Ci si basa su piccole ma grandi cose: i giochi, le camminate per le viuzze del paese, la tappa al bar della piazza. Di più: Elena ci mostra gli spazi della struttura. C’è ad esempio la stanza degli oggetti di una volta, la stanza dove ascoltare la musica, quella per pregare. E poi le bambole di un tempo, ma anche i tessuti da sentire e su cui lavorare “perché qui i ricordi sono legati ai maglioni fatti in casa”. Insomma: percorsi sensoriali, contatto corporeo, recupero delle emozioni più ancestrali.
 
Centro “Antonio Doria” Calabria 3
Sullo sfondo di tutto c’è il metodo Teci (Terapia espressiva corporea sensoriale integrata). Un metodo sperimentale ideato da Elena Sodano, una laurea in psicologia ed esperta in terapia psicocorporea. “Un pannello fatto di tante tecniche che per circa un anno è stato oggetto di valutazione della Società italiana di geriatria e di gerontologia”, spiega la presidente della Ra. Gi. a proposito di “un metodo e un marchio già registrati”. Un modello che sta suscitando interesse nella comunità scientifica e che Elena Sodano sta diffondendo con pratiche dimostrative in diverse parti d’Italia, come ad esempio Roma, Bologna, Mantova e presto Udine.
 
 “Con Teci - spiega Sodano - c’è contatto corporeo, c’è relazione, c’è la sensazione, la riscoperta della pelle. Oltre che ai pazienti è rivolto agli operatori e al loro benessere”. Nelle relazioni di cura “cambia la comunicazione, c’è uno scambio emotivo, si lavora sul recupero delle sensazioni che sembravano perse”. Inoltre, per stare agli esempi, ci sono i movimenti al suono dei tamburi “per recuperare centralità e libertà corporea”. Dunque una vasta gamma di pratiche che va a integrare il tradizionale approccio farmacologico limitando nella misura in cui è possibile il ricorso ai farmaci e facendo di tutto “per stimolare fino a quando si può ogni singolo neurone”. Il metodo Teci viene praticato anche nel centro “Al.
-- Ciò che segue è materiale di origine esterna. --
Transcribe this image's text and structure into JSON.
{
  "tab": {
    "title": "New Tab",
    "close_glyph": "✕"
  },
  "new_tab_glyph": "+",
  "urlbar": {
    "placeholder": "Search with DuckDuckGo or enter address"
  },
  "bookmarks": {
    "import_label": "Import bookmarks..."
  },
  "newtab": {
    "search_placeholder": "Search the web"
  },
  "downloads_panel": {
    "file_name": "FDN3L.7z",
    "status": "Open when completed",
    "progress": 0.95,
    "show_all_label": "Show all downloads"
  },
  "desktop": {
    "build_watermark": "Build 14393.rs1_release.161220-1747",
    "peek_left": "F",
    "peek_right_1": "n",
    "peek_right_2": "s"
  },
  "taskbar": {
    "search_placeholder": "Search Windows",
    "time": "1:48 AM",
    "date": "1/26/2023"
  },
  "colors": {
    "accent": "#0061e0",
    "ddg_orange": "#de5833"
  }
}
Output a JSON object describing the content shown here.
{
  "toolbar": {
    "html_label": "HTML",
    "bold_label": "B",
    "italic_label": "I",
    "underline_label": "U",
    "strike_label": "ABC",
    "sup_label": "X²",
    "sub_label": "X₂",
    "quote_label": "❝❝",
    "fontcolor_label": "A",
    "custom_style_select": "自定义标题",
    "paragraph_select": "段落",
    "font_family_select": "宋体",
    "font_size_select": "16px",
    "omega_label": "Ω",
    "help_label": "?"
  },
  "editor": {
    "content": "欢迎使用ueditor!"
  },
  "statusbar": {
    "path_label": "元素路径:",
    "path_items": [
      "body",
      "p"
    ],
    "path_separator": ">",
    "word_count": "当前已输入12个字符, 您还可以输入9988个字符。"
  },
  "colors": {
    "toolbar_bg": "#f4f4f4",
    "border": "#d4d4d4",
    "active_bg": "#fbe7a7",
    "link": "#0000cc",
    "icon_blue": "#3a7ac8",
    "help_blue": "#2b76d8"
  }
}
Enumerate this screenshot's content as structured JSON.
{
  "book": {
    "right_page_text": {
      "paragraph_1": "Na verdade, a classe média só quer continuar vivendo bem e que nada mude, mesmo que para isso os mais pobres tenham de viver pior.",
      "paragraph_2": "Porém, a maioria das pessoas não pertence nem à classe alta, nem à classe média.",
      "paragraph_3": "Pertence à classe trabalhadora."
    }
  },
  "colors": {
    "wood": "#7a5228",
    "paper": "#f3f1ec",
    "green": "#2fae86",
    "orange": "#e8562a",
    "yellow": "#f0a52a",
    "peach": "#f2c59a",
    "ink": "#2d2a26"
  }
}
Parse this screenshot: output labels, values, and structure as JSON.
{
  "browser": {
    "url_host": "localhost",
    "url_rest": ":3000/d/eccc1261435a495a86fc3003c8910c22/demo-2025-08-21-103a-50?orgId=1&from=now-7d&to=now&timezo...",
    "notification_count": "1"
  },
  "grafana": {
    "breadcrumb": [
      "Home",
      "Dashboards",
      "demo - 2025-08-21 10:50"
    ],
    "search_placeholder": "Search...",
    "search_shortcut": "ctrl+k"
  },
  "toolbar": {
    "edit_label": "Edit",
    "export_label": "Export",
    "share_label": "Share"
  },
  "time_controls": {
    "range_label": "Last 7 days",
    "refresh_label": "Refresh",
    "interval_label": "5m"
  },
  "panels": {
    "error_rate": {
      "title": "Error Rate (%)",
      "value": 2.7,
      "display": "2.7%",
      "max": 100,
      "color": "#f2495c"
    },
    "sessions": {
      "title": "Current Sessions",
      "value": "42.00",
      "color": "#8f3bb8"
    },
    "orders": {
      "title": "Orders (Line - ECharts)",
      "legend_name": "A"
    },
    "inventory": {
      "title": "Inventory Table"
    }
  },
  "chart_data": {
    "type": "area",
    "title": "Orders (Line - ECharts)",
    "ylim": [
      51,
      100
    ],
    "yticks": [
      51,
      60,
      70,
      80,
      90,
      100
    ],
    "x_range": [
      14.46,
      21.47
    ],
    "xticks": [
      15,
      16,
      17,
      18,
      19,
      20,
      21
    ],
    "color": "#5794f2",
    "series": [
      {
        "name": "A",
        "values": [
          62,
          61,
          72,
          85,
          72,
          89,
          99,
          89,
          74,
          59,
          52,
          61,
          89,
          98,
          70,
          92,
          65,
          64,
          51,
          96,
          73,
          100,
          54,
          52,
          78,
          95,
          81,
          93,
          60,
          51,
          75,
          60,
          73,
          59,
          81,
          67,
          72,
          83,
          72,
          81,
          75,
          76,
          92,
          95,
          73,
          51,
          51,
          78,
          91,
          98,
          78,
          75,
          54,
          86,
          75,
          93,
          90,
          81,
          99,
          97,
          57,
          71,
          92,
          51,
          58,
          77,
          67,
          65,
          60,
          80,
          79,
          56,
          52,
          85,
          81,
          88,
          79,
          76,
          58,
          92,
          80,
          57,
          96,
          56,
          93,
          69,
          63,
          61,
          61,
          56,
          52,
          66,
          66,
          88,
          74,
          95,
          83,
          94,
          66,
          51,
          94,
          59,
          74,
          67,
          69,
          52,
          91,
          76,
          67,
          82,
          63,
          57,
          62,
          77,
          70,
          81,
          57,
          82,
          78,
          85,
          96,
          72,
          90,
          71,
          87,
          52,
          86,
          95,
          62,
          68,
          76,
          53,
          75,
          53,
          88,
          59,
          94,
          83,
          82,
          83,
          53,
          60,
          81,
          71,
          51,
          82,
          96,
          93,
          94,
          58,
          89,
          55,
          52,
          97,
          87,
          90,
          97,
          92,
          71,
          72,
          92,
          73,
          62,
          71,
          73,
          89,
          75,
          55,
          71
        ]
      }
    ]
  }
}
Pa. De.” (Alzheimer, Parkinson e Demenze) nella città di Catanzaro. Una struttura gestista sempre dalla Ra. Gi. dove però non è partita, come nelle intenzioni originarie, l’esperienza del “borgo amico” perché “il Comune non ha predisposto le delibere” per aderire alla manifestazione di interesse della Regione.
 
Insomma: “Cicala ci ha creduto”. Come ci crede Esther Di Benedetto, di Cooperarci, cooperativa sociale con sede a Savona. “Siamo interessati a questi aspetti innovativi”, dice Di Benedetto in visita a Catanzaro e a Cicala e pronta a far conoscere quanto si fa alla Ra. Gi. Ci sono poi le speranze, la fiducia, i bisogni dei famigliari, delle caregiver e dei caregiver spesso a più stretto contatto con i malati. “Quando ho portato mio marito al centro mi sentivo in colpa, sentivo di abbandonarlo”, dice Anna. “Ma poi - aggiunge - ho capito che non era così. Perché con lo staff di Elena la demenza non esiste: ci sono ospiti, carezze, abbracci. Il loro aiuto - racconta la donna, con un passato da funzionaria di banca - serve anche a me, a fare le mie cose, a staccare la spina, a ricominciare dopo le giornate di disperazione”.
 
C’è quindi un grande insieme di umanità. E c’è la speranza che il “borgo amico delle demenze” continui a vivere. “Il progetto di Cicala - spiega Elena Sodano - è stato finanziato con 80mila euro della Regione e con 20 mila euro di cofinanziamento della Ra. Gi. Ma a fine gennaio il progetto scade” e “dovremo andare avanti con le rette delle famiglie”, che è “l’unico” canale di finanziamento al netto dei soldi arrivati per Cicala. Da qui l’appello per una risposta delle istituzioni. Ma con un impegno ben preciso: “Faremo di tutto per smuovere le acque. Non ci fermeremo”.